I think that you’re probably giving everybody a bit of a breath of fresh air saying it’s okay to be productive in the morning. It really works for me being a leader of a global team. Thank you for sharing that.

[00:24:36] Tamara: Sure.

[00:24:37] Kate: The rules you live by, can you give us a couple of what Tamara lives by, what gets you up in the morning, how you really fueled yourself for your career and your life at HubSpot?

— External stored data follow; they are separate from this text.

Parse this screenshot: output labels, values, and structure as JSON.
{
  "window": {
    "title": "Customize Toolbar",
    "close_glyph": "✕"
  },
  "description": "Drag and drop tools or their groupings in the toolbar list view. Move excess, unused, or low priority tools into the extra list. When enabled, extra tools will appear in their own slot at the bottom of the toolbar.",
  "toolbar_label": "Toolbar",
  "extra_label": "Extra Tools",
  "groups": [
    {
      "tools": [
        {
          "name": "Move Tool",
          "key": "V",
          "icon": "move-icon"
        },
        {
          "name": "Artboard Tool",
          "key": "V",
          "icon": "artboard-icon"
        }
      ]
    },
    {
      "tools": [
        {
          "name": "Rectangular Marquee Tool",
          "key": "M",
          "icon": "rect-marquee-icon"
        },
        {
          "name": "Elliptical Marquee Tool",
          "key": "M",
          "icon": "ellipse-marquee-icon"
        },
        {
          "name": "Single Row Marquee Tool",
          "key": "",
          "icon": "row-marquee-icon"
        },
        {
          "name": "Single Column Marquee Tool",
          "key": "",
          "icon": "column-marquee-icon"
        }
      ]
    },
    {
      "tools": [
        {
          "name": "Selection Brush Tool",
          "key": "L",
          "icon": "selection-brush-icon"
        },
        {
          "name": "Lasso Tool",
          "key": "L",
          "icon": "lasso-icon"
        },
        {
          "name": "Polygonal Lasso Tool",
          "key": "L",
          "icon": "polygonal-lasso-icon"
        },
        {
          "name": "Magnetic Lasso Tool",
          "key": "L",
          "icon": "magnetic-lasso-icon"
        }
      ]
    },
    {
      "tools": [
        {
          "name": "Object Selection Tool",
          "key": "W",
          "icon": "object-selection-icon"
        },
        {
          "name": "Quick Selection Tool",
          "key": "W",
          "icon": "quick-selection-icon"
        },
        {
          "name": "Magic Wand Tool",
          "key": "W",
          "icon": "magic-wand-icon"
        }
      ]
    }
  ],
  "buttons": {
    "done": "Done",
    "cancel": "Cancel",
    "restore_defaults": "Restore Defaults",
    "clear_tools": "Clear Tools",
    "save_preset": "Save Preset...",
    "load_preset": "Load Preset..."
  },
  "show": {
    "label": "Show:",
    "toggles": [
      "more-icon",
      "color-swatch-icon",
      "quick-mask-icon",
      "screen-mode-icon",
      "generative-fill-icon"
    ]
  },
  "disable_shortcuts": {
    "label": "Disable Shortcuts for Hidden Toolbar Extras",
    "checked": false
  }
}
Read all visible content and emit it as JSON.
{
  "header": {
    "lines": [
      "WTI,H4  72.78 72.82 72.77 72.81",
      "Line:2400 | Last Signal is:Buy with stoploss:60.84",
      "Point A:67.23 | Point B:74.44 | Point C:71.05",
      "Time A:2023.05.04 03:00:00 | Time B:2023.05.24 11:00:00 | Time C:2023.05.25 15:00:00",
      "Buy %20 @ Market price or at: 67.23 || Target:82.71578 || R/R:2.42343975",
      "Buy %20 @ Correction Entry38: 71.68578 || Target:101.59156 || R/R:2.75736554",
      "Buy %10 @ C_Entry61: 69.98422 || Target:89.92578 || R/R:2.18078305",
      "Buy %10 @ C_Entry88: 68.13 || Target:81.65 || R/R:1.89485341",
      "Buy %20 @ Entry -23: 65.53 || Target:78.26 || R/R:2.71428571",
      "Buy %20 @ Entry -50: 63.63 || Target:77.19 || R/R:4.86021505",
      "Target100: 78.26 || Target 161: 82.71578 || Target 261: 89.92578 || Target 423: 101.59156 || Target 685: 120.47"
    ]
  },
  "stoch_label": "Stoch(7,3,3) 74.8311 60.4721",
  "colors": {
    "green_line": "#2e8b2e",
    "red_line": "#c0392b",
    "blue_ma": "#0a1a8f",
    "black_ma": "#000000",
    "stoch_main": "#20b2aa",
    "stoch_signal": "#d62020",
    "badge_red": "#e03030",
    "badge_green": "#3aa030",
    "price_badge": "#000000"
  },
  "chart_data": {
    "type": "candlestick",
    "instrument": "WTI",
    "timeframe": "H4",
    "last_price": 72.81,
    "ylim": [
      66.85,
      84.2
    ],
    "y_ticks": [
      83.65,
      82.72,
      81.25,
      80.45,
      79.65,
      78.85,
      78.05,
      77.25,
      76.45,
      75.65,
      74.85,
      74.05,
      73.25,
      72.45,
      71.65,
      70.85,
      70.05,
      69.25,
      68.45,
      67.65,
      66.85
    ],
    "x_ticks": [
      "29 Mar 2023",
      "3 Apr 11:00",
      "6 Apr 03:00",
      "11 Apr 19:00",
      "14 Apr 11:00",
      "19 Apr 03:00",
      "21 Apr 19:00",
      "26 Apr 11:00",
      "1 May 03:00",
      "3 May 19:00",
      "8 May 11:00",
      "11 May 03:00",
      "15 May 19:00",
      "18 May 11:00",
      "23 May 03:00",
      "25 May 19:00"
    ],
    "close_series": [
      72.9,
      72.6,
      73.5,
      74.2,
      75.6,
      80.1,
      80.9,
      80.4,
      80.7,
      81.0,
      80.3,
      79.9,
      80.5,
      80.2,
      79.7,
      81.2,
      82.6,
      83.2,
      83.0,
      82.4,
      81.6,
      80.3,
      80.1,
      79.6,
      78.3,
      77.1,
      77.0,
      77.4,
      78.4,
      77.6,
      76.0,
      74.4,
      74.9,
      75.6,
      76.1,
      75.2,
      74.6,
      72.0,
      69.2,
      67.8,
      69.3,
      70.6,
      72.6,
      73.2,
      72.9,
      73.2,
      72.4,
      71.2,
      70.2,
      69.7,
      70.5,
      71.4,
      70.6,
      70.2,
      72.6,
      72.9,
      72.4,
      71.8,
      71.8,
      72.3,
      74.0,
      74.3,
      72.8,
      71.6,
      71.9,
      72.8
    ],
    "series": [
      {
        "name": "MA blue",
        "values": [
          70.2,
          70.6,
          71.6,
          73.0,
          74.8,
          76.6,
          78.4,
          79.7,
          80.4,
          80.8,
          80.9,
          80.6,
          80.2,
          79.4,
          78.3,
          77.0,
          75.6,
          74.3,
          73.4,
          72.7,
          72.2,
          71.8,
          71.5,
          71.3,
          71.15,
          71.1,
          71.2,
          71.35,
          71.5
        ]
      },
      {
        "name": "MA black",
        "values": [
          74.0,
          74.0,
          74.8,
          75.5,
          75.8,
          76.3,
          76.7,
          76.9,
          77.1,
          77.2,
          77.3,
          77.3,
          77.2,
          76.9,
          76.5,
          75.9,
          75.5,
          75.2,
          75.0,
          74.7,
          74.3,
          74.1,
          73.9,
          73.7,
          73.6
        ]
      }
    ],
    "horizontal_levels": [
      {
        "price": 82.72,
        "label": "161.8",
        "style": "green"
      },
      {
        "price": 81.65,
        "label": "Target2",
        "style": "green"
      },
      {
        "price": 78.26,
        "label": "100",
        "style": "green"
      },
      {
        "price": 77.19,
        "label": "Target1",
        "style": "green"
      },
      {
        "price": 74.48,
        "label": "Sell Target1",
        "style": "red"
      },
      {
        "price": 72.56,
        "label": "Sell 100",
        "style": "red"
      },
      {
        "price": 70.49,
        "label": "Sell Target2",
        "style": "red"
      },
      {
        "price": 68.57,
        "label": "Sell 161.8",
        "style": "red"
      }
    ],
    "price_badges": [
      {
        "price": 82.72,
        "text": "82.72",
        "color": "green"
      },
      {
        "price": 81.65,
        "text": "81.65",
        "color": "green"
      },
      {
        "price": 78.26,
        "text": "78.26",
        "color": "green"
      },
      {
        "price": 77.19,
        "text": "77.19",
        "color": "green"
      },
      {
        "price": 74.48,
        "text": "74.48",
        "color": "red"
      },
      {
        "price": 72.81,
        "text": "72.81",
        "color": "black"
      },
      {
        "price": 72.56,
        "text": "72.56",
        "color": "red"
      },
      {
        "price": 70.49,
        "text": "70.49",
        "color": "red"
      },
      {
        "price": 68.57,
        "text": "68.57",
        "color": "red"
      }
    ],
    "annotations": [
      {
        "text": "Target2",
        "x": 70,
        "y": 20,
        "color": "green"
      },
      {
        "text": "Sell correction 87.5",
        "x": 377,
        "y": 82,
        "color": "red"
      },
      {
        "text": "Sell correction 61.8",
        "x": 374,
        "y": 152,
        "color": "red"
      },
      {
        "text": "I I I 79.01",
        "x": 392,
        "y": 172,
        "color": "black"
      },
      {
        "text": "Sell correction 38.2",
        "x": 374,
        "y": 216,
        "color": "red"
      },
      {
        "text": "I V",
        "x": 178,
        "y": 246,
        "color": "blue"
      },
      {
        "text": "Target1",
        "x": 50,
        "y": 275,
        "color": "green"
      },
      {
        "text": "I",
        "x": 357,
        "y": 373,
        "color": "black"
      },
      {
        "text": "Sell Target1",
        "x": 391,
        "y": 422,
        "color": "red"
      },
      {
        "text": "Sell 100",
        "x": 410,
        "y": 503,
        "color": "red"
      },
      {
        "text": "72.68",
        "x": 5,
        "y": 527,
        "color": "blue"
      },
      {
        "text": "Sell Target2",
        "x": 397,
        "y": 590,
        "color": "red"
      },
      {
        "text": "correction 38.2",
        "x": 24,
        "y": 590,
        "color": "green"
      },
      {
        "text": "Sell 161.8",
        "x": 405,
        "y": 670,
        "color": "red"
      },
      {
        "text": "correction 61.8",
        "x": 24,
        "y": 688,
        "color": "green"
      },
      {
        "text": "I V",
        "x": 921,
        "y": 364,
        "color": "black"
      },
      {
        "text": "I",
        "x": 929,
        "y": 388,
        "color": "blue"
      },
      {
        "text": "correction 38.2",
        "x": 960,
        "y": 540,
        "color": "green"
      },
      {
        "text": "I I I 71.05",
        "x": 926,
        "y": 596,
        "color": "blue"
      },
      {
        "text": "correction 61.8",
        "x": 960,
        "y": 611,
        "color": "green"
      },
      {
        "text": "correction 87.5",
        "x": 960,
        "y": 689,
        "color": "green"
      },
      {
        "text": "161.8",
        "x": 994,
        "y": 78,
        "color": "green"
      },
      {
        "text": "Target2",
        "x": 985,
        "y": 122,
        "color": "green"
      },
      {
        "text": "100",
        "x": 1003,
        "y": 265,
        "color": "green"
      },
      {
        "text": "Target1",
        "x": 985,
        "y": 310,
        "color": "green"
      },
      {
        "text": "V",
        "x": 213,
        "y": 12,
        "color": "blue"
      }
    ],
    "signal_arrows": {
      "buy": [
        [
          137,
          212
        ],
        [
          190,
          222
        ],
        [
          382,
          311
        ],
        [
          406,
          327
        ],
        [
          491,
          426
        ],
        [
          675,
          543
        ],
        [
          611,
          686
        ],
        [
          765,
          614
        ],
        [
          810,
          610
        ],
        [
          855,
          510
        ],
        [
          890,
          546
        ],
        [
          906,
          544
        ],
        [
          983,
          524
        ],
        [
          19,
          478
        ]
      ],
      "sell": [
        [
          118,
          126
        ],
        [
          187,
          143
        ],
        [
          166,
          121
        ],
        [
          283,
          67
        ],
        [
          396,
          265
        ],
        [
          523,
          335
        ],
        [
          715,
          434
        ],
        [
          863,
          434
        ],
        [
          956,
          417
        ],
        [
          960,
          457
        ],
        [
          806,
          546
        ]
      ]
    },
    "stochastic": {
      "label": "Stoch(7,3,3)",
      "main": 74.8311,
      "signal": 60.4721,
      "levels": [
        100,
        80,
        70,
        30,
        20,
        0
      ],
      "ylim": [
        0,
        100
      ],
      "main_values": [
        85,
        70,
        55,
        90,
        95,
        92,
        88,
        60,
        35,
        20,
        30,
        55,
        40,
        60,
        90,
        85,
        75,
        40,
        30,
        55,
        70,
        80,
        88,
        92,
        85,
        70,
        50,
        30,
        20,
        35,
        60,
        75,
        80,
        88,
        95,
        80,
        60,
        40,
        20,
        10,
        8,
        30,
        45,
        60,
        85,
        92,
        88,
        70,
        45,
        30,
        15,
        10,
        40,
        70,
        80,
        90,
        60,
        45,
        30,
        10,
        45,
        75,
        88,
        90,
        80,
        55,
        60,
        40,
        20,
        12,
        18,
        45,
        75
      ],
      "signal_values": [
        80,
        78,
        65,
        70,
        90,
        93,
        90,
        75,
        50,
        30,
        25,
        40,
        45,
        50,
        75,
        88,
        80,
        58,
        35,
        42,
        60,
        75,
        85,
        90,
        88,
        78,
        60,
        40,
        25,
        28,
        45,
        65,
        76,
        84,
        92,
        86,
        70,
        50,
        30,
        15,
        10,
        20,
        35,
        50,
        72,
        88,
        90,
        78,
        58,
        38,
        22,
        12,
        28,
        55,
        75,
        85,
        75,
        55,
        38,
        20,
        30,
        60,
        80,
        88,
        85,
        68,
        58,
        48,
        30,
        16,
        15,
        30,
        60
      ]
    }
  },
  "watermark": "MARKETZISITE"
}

[00:24:50] Tamara: Absolutely. My first one is actually inspired by my father who has said this to me for years. I’ve really utilized it on a daily basis. “If you don’t ask, you won’t know.” I think folks are usually afraid to ask whether it’s interpersonal lives or professional lives. To me, when it comes to negotiating contracts or planning programs or events, always ask, “Can you get 10% off if you use them three times in a row? Can you do a complimentary session if you do it at an earlier time? Hey, this doesn’t work for me at 10:00 AM. Could we push it back to 12:00 PM?”

I feel as though folks are always afraid to ask questions or they’re afraid to say no, but I say just ask. Don’t be afraid. If you don’t ask, you won’t know. The worst that’s going to happen is someone’s going to say no to you and you’re going to get back at square one where you started anyway. Learning how to leverage relationships so that everyone wins I think is really important.

Second role would just be being honest with yourself and with others and understanding that your strengths and weaknesses are crucial and what those are. For example, if there’s something that you’re not great at or that you can’t do, ask for help and that’s okay, right? That’s only going to better yourself because you’re going to grow from that and learn even quicker.

The third one is to always expect the unexpected and be prepared. Someone who’s an event planner, that is my day-to-day. You’re always going to be thrown a curveball. Not only have a backup plan, but just learn how to think on your feet. Be really adaptable and just understand what you want your outcome to be and you can absolutely get there no matter what is thrown at you that day.

[00:26:31] Kate: Your PM meditation time helps you get prepared for the curveballs or perhaps the next minute or the next day.

[00:26:39] Tamara: Exactly, yes.

[00:26:41] Kate: Love that, love that. Okay, Tamara. I know our time is up, I really do appreciate your insight not only into HubSpot, but how you really said about your manifesto with those three things that you live by and sharing for everybody who does get up and do their email. That welcome to the rest of the world, that’s what people do. Thank you so much more specifically for really giving us another insight into HubSpot. I think that the whole book, requested books, the JEDI, really that master class, being able to be an individual but master that.

Whether it’s being a leader, whether it’s being an event planner, whether it’s negotiating contracts that you look for in HubSpot, the true mastery of what that brings, I really appreciate you for giving us a further insight and truly thank you for your time today.

[00:27:45] Tamara: Thank you so much, Kate. It was an absolute pleasure. I’m really glad I was able to be a part of it.